This is the text of the presentation that I gave to the Ottawa Forest and Greenspace Advisory Committee meeting on April 26, 2010.
I am here today as a local resident
- who is part of a larger coalition of concerned citizens that oppose the TFD expansion project
I’m here to ask Why does this City keep systematically destroying the SMH?
- This has been going on for the past 40 years
In the past 10 years the City has been using the road to justify development of the area and vice versa.
- This has been going on for so long that it is now difficult to tell which came first
- The chicken or the egg
What baffles me most is how is it that City planners (who have been so busy planning how to cut down trees) have lost sight of the importance of the very forests within which they stand?
So with this presentation I’d like to start by stepping back about 50 km so that we can properly see all the forests involved.
Ottawa’s Other Transportation System
As you can see from this aerial photo, looking down from 50 km, we can see 3 major eco-corridors running in parallel to each other:
- Gatineau Park to the North
- Constance Lake – Shirley’s Bay along the River
- South March Highlands to the South
Each of these eco-corridors plays a vital role in the transportation system of the National Capital:
- They enable the transportation of animals, fish, and birds who live in and travel within them
- Who in turn carry native seeds, pollen, and other genetic material up and down these corridors
- This transportation of vital genetic material helps the City fight off the invasive species that our now threatening us as a result of the combination of irresponsible development and climate change
- These eco-corridors also help absorb the GHG emitted by the City’s other transportation system, turning these noxious fumes back into life-giving oxygen.

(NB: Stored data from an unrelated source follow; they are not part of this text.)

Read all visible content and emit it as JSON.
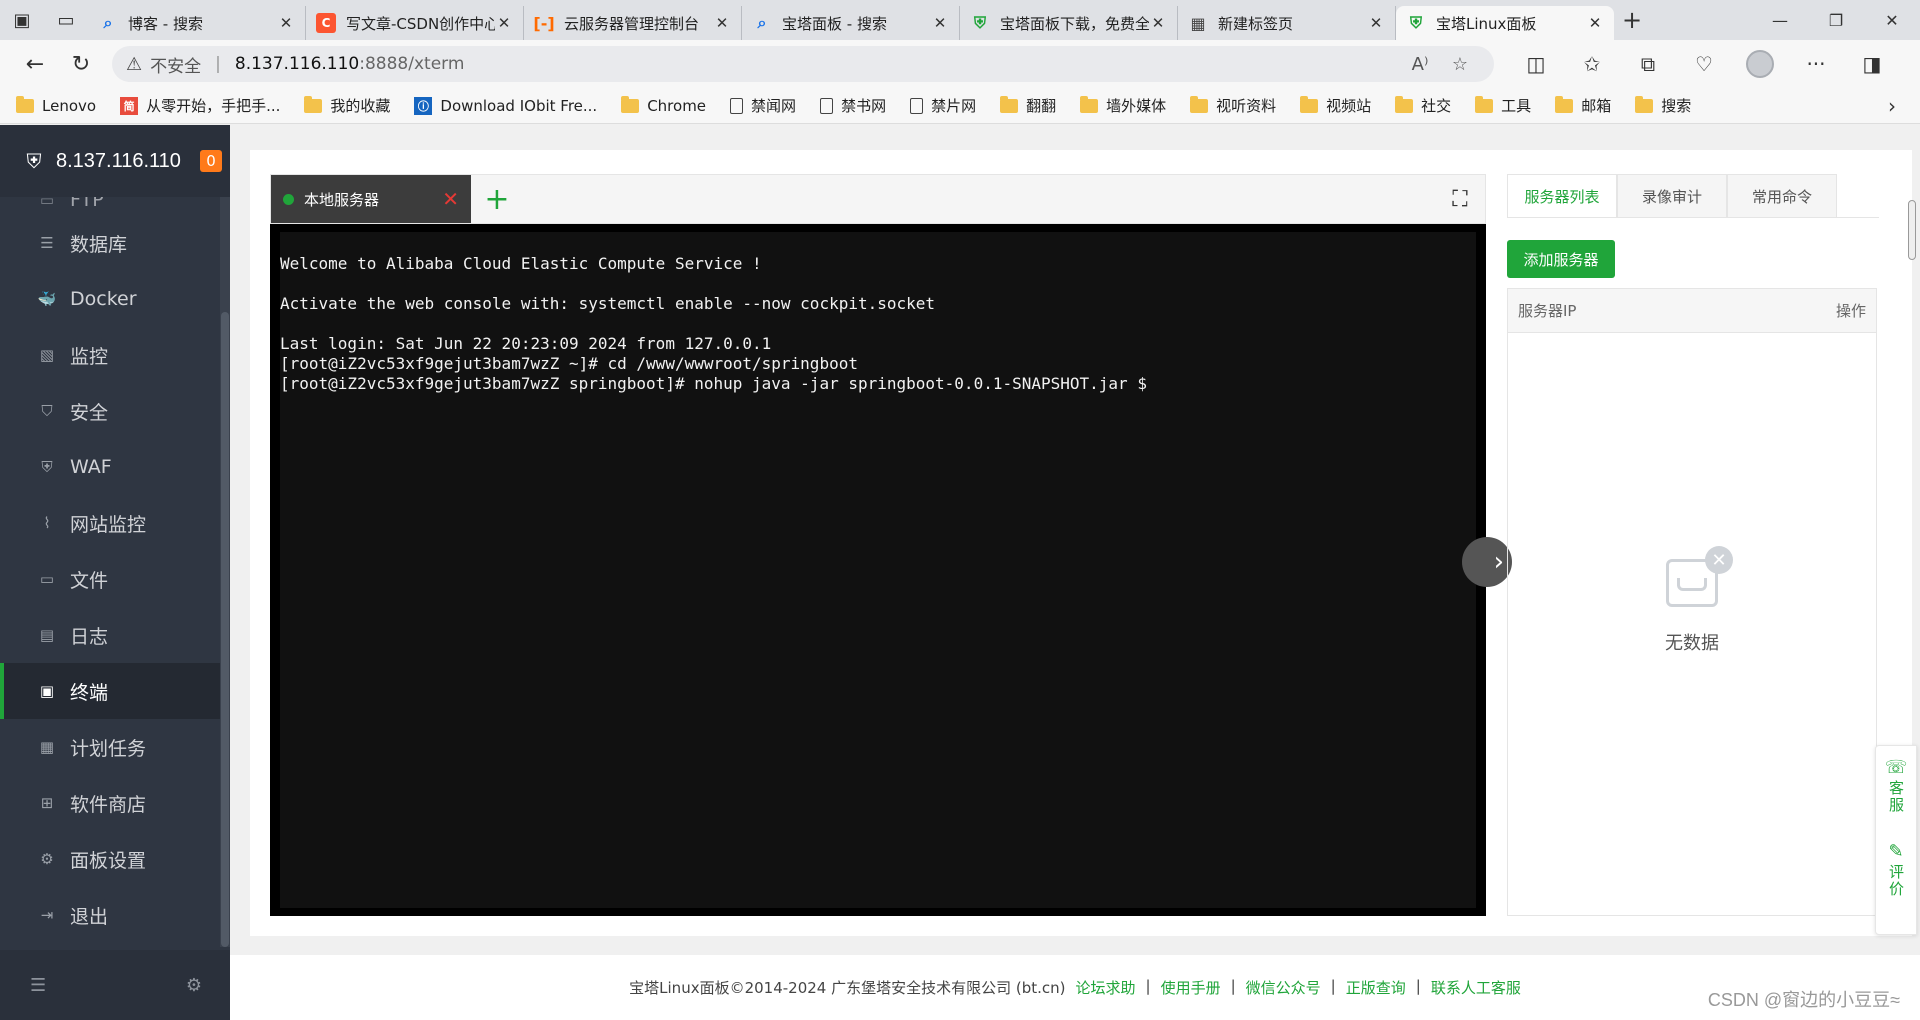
{
  "browser": {
    "tabs": [
      {
        "title": "博客 - 搜索",
        "icon": "search-icon",
        "color": "#1a73e8",
        "active": false
      },
      {
        "title": "写文章-CSDN创作中心",
        "icon": "csdn-icon",
        "color": "#fc5531",
        "active": false
      },
      {
        "title": "云服务器管理控制台",
        "icon": "aliyun-icon",
        "color": "#ff6a00",
        "active": false
      },
      {
        "title": "宝塔面板 - 搜索",
        "icon": "search-icon",
        "color": "#1a73e8",
        "active": false
      },
      {
        "title": "宝塔面板下载，免费全能的服务器",
        "icon": "bt-shield-icon",
        "color": "#20a53a",
        "active": false
      },
      {
        "title": "新建标签页",
        "icon": "newtab-icon",
        "color": "#444444",
        "active": false
      },
      {
        "title": "宝塔Linux面板",
        "icon": "bt-shield-icon",
        "color": "#20a53a",
        "active": true
      }
    ],
    "address": {
      "security_label": "不安全",
      "host": "8.137.116.110",
      "path": ":8888/xterm"
    },
    "bookmarks": [
      {
        "label": "Lenovo",
        "icon": "folder-icon"
      },
      {
        "label": "从零开始，手把手...",
        "icon": "csdn-icon"
      },
      {
        "label": "我的收藏",
        "icon": "folder-icon"
      },
      {
        "label": "Download IObit Fre...",
        "icon": "iobit-icon"
      },
      {
        "label": "Chrome",
        "icon": "folder-icon"
      },
      {
        "label": "禁闻网",
        "icon": "page-icon"
      },
      {
        "label": "禁书网",
        "icon": "page-icon"
      },
      {
        "label": "禁片网",
        "icon": "page-icon"
      },
      {
        "label": "翻翻",
        "icon": "folder-icon"
      },
      {
        "label": "墙外媒体",
        "icon": "folder-icon"
      },
      {
        "label": "视听资料",
        "icon": "folder-icon"
      },
      {
        "label": "视频站",
        "icon": "folder-icon"
      },
      {
        "label": "社交",
        "icon": "folder-icon"
      },
      {
        "label": "工具",
        "icon": "folder-icon"
      },
      {
        "label": "邮箱",
        "icon": "folder-icon"
      },
      {
        "label": "搜索",
        "icon": "folder-icon"
      }
    ]
  },
  "sidebar": {
    "server_ip": "8.137.116.110",
    "badge": "0",
    "partial_item": "FTP",
    "items": [
      {
        "label": "数据库",
        "icon": "database-icon",
        "active": false
      },
      {
        "label": "Docker",
        "icon": "docker-icon",
        "active": false
      },
      {
        "label": "监控",
        "icon": "monitor-icon",
        "active": false
      },
      {
        "label": "安全",
        "icon": "shield-icon",
        "active": false
      },
      {
        "label": "WAF",
        "icon": "waf-shield-icon",
        "active": false
      },
      {
        "label": "网站监控",
        "icon": "chart-line-icon",
        "active": false
      },
      {
        "label": "文件",
        "icon": "folder-icon",
        "active": false
      },
      {
        "label": "日志",
        "icon": "log-icon",
        "active": false
      },
      {
        "label": "终端",
        "icon": "terminal-icon",
        "active": true
      },
      {
        "label": "计划任务",
        "icon": "calendar-icon",
        "active": false
      },
      {
        "label": "软件商店",
        "icon": "apps-icon",
        "active": false
      },
      {
        "label": "面板设置",
        "icon": "gear-icon",
        "active": false
      },
      {
        "label": "退出",
        "icon": "logout-icon",
        "active": false
      }
    ]
  },
  "terminal": {
    "tab_label": "本地服务器",
    "lines": [
      "Welcome to Alibaba Cloud Elastic Compute Service !",
      "",
      "Activate the web console with: systemctl enable --now cockpit.socket",
      "",
      "Last login: Sat Jun 22 20:23:09 2024 from 127.0.0.1",
      "[root@iZ2vc53xf9gejut3bam7wzZ ~]# cd /www/wwwroot/springboot",
      "[root@iZ2vc53xf9gejut3bam7wzZ springboot]# nohup java -jar springboot-0.0.1-SNAPSHOT.jar $"
    ]
  },
  "right_panel": {
    "tabs": [
      "服务器列表",
      "录像审计",
      "常用命令"
    ],
    "add_button": "添加服务器",
    "table_headers": {
      "ip": "服务器IP",
      "action": "操作"
    },
    "empty_text": "无数据"
  },
  "service_widget": {
    "service_label": "客服",
    "review_label": "评价"
  },
  "footer": {
    "copyright": "宝塔Linux面板©2014-2024 广东堡塔安全技术有限公司 (bt.cn)",
    "links": [
      "论坛求助",
      "使用手册",
      "微信公众号",
      "正版查询",
      "联系人工客服"
    ]
  },
  "watermark": "CSDN @窗边的小豆豆≈",
  "colors": {
    "accent": "#20a53a",
    "sidebar_bg": "#2f3642",
    "badge": "#ff7a1a"
  }
}
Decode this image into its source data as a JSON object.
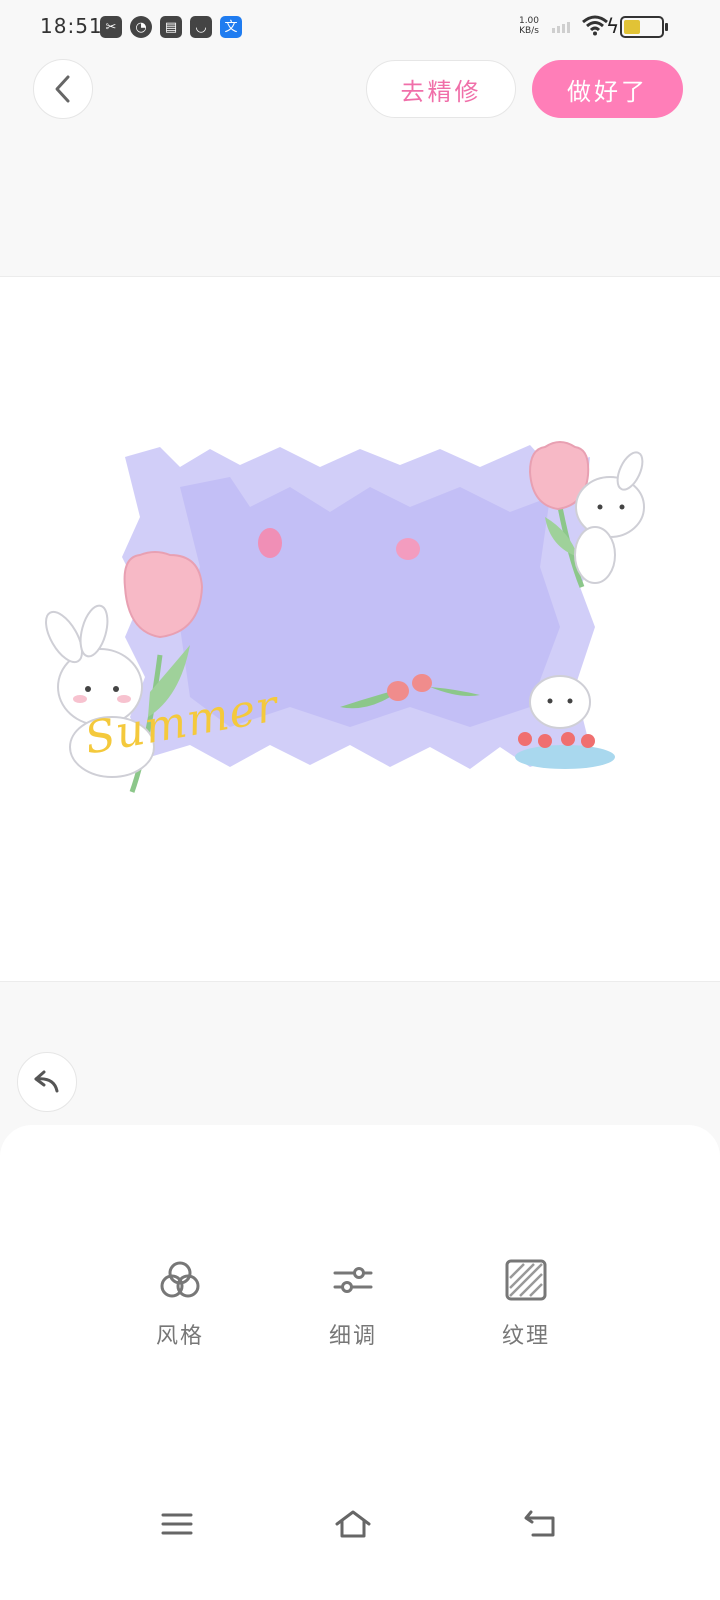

How is it that City planners have been oblivious to the whole transportation picture?
Integral To Shirley’s Brook Hydrology
Now let’s zoom in a little so that we can see another transportation system at work
- This map uses the City’s hydrology database
- To show how the SMH are the source for the hydrology of Shirley’s Bay
- The provincially significant wetlands are all shown in Blue so that they show up better
- Shirley’s Brook drains the SMH wetland complex, transporting water that feeds the nationally significant wetland in Shirley’s Bay
- In other words, the SMH eco-corridor is connected to the central eco-corridor that we saw on the previous slide.
Ottawa’s Most Important Ecological Reservoir
Let’s zoom in a bit more and take a closer look at SMH in perspective
- This area has been described by scientists as one of the most important ecological reservoirs in the City of Ottawa
Densest Bio-diversity in Ottawa
SMH has been called a “wild island” that has the richest biodiversity per hectare in the City
- Over 654 identified species
- Probably actually over a thousand because the area has not been holistically studied
- All within a 3×2 km area
What are we doing to protect it?
Even though this area has been identified as needing protection since 1972, the City has failed at conserving it.
Only 1/3 of the original “protected” 1972 lands remain
- Lost to development in the south
- Losing to development in the north
- Hollowed out in the middle
It’s Time to Stop The Madness
What little that does remain will not be sustainable if TFD is allowed to cut the remaining area in two:
- Enabling so-called development within the arc of the road
- Trillium woods will cease to be a forest
- South March Conservation forest will die as a forest
- And all we will have is yet another urban park with nothing left but squirrels and some diseased trees
Greenbelt Shepherd’s Hook Alternative
But it’s not too late to do the right thing!
- We can extend the greenbelt with a shepherd’s hook that includes SMH
- This will simultaneously provide protection of both SMH and Shirley’s Bay
Ottawa’s Gatineau Park
We can then extend this with eco-corridors that encompass the wetlands beyond
- Perhaps working with the NCC to build Ottawa’s own version of Gatineau Park
- And then we will have a real and holistic transportation plan that values eco-connectivity as much as we value automotive connectivity
It’s Never Too Late To Do The Right Thing
Many I’m sure will whine about the consequences of all the bad decisions made in the past
- Some will argue that it is too late and we can’t turn back the clock
- Others will conveniently blame the OMB
- But it is NEVER too late to do the right thing
All it takes is vision and the courage to follow what your heart knows is right.